Este fin de semana no tuve mi receta diaria; durante un par de días me he sentido como un humano más, disfrutando de películas-libros-soledad, mateja en un curso casi todo el día. Y hace frío, llueve, tiempo nublado. Hoy la pequeña todavía no está de vuelta y aún tengo unas horas por la mañana.
Lo que escribí por aquí se me apareció como algo claro y evidente en mi subconsciente: que no soy de este planeta. Es algo que no debo olvidar, porque le da mucho más sentido a todo. Y no es una figura de hablar: realmente no lo soy. Posiblemente nadie lo sea, es mi razonamiento lógico (dado que todos nos sentimos de una forma parecida, o así lo imagino). Pero no puedo asegurarlo.
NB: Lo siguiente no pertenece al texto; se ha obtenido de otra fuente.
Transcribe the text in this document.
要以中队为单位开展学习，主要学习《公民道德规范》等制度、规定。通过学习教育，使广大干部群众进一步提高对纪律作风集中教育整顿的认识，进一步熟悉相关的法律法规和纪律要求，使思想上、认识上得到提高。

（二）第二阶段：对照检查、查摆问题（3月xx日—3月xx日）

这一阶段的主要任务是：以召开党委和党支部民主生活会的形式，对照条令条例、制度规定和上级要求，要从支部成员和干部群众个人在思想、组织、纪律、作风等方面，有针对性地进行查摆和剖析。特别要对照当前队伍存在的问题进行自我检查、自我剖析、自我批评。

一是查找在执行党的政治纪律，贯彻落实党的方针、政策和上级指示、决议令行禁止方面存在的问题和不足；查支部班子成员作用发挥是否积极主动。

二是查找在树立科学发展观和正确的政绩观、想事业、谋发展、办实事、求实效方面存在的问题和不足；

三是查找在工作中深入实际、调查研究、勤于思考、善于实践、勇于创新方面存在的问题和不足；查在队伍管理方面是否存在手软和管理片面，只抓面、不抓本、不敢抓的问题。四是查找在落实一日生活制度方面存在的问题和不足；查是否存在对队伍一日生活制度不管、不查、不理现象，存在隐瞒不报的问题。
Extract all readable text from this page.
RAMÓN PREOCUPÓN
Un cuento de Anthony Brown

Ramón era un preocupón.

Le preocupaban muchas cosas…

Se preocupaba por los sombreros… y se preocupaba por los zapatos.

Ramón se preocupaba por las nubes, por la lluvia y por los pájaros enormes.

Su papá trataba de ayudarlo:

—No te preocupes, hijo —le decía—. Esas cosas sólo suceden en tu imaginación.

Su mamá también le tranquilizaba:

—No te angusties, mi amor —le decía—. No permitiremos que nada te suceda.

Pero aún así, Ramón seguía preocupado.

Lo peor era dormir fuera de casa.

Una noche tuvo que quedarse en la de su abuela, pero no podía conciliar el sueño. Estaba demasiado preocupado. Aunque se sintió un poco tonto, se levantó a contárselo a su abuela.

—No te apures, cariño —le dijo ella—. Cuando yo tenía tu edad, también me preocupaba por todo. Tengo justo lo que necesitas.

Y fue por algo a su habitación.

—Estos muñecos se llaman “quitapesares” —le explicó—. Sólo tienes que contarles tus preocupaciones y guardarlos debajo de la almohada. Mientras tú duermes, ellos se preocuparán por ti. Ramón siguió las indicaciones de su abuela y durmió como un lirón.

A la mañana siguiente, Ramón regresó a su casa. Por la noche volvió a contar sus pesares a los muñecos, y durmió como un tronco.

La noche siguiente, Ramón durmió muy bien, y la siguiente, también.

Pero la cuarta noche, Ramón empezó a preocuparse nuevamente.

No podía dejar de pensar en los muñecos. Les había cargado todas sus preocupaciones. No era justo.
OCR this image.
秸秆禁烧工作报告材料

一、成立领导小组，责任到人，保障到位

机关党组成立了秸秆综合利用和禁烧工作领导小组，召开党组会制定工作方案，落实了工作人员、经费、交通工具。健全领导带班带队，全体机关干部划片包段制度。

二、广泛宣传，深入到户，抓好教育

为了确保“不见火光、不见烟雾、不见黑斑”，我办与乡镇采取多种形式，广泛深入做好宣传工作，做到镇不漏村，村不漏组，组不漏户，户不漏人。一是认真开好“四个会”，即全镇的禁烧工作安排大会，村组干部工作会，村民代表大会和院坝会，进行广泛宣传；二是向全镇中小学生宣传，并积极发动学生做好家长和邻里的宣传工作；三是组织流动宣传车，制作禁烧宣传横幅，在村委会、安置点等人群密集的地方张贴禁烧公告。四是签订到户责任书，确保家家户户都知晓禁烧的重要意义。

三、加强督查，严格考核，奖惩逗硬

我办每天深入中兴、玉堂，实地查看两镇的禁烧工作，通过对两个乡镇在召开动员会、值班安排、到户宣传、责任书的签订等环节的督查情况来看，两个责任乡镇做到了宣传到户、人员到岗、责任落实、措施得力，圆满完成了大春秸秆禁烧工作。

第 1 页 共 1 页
Solo sé que yo no lo soy.
Mi planeta orbita por aquí cerca y se siente extrañamente atraído por la gravedad terrestre. La luz que nos llega allí es como la luna: solo nos llega la que refleja el planeta azul. Tal vez por eso haya una magia especial en contemplar la luna; es un reflejo dentro de un reflejo.
Este planeta no tiene un nombre especial; esas cosas solo ocurren en la Tierra. Pero sí que tiene muchos habitantes; menos que en otros, pero bastantes. ¿Quiénes? Todas las personas que habitan en mí.
¿Cómo continuar con esta locura? Una parte de mí me dice: "para el carro con la parábola. ¿Cómo vas a ser de otro planeta?". Pero no es tan solo una parábola. Claro que físicamente no lo veo tan claro, pero es lo más cercano que tengo a describir mi personalidad arrojada en este mundo.
Arrojada, dije, pero también mimada por Dios.
En mi planeta tenemos un templo dedicado a Dios; está torpemente construido con las manos de un niño, con las de un adolescente y con las de un loco que encontró la cordura. (fin de corrección)
El niño puso cimientos de juguetes, de palabras mediodichas, de historia inventadas entre machangos, de mentiras y mezquinos egoísmos... y de sueños para un futuro mejor; entre todo aquello debía de estar Dios pero... ¡tan escondido! El adolescente no lo hizo mucho mejor, pero tuvo quien le ayudara a poner un poco de orden, a rehacer algunas partes del edificio que estaban a punto de derrumbarse. Pero la construcción final vino con el loco.
El loco sintió la asfixia de sentirse diferente y extraterrestre sobre una colina del país llamado argentina. Pero entre vaivenes de sentimiento y sufrimiento, acabó encontrando un hueso, un hueso que Dios le había dejado en el camino, escondido tras los harapos de una vieja que, en una esquina de París, vivía rodeada por bolsas de basura.
El loco lo hubiera dejado todo por ese hueso, el mismo que hoy enterró en la base del altar del templo.
Estas letras lo desentierran y lo vuelven a enterrar.
Un templo para Dios en un mundo diferente, construído por tantas manos. Algunas de ellas ya han muerto, otras todavía no han llegado. Detrás del templo hay un cementerio: el cementerio de los olvidos.